Abstract

When allopurinol was administered to three patients with good renal function, two suffering from gout and one a xanthinuric, the metabolites recovered in the urine (76% of the dose) consisted of oxipurinol (73.6%), allopurinol (10.4%), allopurinol riboside (12.5%) and oxipurinol riboside (3.5%). Only 36% of an equivalent dose of oxipurinol was recovered daily from the urine of the same patients, chiefly in the form of unchanged oxipurinol (94.6%), the remainder being oxipurinol riboside. In the two gouty patients the urinary excretion of xanthine and hypoxanthine was increased during drug treatment and the ratio of xanthine to hypoxanthine excreted was markedly altered. Prior to treatment these two patients had a xanthine/hypoxanthine ratio of 0.68 which increased to 4.15 on allopurinol and 1.75 on oxipurinol. The xanthine/hypoxanthine ratio in the patient with xanthinuria was approximately 5 and not markedly altered throughout the study. In all three patients the pattern of excretion of other urinary purines was not altered by treatment with allopurinol or oxipurinol.
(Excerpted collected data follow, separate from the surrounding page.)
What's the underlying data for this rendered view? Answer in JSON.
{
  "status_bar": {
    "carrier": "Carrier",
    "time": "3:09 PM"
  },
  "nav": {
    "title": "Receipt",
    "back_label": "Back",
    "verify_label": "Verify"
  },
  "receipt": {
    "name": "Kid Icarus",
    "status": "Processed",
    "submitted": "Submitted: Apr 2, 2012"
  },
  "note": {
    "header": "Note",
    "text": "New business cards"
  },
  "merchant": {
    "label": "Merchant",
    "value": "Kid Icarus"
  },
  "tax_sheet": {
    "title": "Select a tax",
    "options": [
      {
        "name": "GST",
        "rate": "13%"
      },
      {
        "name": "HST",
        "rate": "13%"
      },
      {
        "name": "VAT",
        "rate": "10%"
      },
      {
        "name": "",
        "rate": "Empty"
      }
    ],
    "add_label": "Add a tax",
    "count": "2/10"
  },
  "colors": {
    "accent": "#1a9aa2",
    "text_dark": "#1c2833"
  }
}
A dietary origin is suggested for 1-methylxanthine, 7-methylxanthine and 5-acetylamino-6-amino-3-methyluracil since these compounds were not excreted when purine intake was restricted. The excretion of pseudouridine was excessive in two patients, irrespective of diet. A remarkable finding in these two patients was the replacement of urinary pseudouridine by an equivalent amount of uracil during separate periods of several consecutive days.